小米は事業を縮小せざるを得ず、生産数が落ちているために、インド市場のシェアも低下をし、サムスンに抜かれ、さらにはvivoにも抜かれる事態になっている。

▲小米は2014年からインドでの現地生産を行なっており、インド人からは「準 国産」と認めらるまでになり、小米とサブブランドの紅米(Redmi)は、インドで人気のスマホとなっていた。

 

インド政府による海外企業への締め付け

このEDの小米に対する調査は2021年12月から始まっており、2022年5月には小米の不正送金に関する情報が公開され、今回、銀行預金が差し押さえられる事態となった。

このような調査は中国企業だけなく、中国以外の海外企業約500社に対しても行われているという。その中には、シェル、ノキアIBMウォルマートなどが出資する企業もある。このような厳しい監督により、2014年から2021年の間、2738社の外資企業がインド市場から撤退をしており、これはインドの外資企業の1/6に相当する。一部では、「税金テロ」とまで呼ばれるようになっている。
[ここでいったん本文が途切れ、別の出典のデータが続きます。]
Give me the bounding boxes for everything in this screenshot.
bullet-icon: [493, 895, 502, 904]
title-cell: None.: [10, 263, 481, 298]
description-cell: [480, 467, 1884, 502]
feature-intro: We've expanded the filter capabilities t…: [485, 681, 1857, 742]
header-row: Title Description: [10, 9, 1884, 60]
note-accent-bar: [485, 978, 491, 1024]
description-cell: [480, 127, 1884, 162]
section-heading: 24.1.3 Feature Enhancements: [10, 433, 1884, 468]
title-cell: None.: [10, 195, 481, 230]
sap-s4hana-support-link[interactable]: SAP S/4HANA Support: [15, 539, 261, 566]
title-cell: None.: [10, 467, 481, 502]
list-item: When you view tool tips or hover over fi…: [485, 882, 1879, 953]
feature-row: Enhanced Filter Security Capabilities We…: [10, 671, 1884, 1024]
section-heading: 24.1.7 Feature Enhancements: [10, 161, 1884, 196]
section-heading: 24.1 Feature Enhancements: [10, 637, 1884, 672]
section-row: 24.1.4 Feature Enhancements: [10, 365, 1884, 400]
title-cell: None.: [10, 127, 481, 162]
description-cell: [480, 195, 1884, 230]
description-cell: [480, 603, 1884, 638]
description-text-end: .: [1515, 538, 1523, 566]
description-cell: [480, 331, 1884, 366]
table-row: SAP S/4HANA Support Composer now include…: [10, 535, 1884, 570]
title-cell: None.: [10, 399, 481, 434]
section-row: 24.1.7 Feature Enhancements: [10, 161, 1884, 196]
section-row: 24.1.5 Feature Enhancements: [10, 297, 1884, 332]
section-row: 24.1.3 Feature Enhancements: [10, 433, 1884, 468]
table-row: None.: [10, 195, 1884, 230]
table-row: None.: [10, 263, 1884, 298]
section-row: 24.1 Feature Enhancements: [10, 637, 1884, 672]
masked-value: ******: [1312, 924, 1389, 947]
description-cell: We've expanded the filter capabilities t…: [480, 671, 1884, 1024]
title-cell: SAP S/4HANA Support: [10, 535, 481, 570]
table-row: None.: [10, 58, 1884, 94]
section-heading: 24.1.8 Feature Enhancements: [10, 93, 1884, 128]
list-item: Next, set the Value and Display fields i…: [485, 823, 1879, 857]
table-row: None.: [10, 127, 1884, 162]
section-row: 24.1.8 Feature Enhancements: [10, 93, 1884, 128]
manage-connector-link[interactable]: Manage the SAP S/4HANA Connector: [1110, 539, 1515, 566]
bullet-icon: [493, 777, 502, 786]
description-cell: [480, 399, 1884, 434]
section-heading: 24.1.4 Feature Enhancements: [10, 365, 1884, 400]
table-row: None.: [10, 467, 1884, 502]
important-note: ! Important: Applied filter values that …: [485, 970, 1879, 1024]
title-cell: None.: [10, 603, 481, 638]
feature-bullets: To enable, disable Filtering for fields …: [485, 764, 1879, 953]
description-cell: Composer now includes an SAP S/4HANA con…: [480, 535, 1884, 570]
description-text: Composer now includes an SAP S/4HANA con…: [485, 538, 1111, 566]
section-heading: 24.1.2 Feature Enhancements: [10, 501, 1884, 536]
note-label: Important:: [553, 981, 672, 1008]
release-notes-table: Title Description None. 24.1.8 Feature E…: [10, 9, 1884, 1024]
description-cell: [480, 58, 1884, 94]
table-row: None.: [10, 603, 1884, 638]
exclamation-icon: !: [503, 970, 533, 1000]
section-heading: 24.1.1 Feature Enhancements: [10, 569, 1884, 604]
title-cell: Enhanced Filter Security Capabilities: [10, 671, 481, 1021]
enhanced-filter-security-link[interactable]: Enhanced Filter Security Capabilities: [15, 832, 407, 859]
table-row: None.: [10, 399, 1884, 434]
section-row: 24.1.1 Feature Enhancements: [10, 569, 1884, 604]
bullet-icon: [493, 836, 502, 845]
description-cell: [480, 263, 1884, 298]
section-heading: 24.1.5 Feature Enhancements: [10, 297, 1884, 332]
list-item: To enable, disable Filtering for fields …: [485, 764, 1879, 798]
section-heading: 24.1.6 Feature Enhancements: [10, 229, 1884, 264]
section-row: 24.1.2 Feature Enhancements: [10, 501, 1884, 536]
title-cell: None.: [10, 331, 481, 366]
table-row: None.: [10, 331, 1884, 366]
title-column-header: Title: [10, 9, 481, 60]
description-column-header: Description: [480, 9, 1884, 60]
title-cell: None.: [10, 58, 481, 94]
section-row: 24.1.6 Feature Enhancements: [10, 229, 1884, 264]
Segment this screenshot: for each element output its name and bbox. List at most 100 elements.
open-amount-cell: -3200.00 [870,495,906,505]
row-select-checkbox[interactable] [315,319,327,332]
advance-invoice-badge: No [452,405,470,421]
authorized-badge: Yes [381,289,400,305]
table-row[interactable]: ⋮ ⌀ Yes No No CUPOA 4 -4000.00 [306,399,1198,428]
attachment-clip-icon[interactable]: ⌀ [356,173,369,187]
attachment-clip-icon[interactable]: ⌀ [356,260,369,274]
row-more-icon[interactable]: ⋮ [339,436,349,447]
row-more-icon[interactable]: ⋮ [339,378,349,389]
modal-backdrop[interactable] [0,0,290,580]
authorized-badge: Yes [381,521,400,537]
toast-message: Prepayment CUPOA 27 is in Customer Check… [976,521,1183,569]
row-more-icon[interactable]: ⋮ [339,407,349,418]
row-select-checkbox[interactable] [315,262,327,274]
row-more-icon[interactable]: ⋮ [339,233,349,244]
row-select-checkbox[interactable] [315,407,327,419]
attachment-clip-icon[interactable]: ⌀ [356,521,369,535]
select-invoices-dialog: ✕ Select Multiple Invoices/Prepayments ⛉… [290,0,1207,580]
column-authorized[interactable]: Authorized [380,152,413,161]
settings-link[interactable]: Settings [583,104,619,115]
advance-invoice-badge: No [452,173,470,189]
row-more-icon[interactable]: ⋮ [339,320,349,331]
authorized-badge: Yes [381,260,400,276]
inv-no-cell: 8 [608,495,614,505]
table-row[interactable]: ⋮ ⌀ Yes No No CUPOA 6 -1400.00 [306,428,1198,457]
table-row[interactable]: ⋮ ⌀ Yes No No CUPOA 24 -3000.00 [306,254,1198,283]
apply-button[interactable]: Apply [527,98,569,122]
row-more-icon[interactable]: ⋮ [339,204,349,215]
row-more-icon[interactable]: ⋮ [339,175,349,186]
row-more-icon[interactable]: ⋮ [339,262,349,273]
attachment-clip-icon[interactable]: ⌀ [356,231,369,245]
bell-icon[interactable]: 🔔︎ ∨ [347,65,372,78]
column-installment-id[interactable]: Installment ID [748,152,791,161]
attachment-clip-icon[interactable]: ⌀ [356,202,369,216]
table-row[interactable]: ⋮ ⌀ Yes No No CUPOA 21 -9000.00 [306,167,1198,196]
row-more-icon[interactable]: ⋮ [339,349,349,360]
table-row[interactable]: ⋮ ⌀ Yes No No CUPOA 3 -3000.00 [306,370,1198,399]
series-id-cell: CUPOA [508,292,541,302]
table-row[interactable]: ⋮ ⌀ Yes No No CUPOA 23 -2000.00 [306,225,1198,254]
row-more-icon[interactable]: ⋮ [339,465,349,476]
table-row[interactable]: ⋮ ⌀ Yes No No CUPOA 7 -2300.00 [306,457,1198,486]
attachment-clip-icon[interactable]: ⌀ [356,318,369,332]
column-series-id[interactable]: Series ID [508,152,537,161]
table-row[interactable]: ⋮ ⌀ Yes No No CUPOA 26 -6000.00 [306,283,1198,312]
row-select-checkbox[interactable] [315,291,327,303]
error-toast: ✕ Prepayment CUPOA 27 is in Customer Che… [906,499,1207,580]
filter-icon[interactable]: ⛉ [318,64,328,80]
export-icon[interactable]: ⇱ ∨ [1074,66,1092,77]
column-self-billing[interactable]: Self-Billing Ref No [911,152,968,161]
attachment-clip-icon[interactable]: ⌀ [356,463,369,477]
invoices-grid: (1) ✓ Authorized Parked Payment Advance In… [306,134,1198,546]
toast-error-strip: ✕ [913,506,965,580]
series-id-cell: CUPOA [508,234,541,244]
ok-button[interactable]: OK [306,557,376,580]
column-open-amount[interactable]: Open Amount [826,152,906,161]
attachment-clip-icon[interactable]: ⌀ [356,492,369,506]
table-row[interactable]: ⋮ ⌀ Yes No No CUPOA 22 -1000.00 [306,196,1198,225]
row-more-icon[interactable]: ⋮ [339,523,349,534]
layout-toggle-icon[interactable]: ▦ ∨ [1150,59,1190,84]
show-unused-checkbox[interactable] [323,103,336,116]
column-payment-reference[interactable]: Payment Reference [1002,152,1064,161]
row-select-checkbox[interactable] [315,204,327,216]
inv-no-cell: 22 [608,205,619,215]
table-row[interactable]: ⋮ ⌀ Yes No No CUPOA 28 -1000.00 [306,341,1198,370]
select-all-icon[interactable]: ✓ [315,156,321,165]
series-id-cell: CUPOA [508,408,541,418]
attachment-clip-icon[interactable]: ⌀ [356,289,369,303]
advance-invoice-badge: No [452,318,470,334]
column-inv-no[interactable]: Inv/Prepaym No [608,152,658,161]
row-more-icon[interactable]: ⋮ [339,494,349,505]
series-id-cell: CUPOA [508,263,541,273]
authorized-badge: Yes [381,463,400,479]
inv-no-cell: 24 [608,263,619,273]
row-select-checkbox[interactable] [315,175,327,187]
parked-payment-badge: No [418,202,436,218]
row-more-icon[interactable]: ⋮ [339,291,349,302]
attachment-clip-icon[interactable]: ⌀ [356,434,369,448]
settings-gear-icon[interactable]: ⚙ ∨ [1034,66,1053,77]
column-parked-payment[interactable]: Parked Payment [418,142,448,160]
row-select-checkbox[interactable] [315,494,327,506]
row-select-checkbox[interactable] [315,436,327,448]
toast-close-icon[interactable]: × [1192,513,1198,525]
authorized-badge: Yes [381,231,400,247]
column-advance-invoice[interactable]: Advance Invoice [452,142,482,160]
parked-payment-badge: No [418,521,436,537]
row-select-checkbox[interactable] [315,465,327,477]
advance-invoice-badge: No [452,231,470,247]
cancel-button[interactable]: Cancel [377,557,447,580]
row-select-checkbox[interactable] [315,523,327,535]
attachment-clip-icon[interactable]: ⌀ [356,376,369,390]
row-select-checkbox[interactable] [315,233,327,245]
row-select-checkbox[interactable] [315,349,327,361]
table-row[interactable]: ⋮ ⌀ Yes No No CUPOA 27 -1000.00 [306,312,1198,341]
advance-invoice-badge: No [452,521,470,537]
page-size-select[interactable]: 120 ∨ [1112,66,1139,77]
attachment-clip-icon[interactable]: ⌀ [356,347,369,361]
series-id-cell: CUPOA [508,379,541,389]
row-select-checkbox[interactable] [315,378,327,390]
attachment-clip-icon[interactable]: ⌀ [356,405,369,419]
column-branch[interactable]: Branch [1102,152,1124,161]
▲小米とインド政府は蜜月時代もあった。左は小米の創業者、雷軍(レイ・ジュン)とモディ首相。

 

先行きが不透明になってきたインド生産

インドは電子製品の関税を高く設定することで、各メーカーにインド生産をするように促してきた。多くのメーカーがインドの巨大な市場をねらって現地生産を始め、インドに雇用を生み、インドの製造技術をあげることに貢献をしてきた。これをきっかけに、多くの製造企業が製造拠点を中国からインドや東南アジアに移転する流れが生まれていた。その流れが停滞することにもなりかねない。インド製造業の先行きが見えづらくなってきている。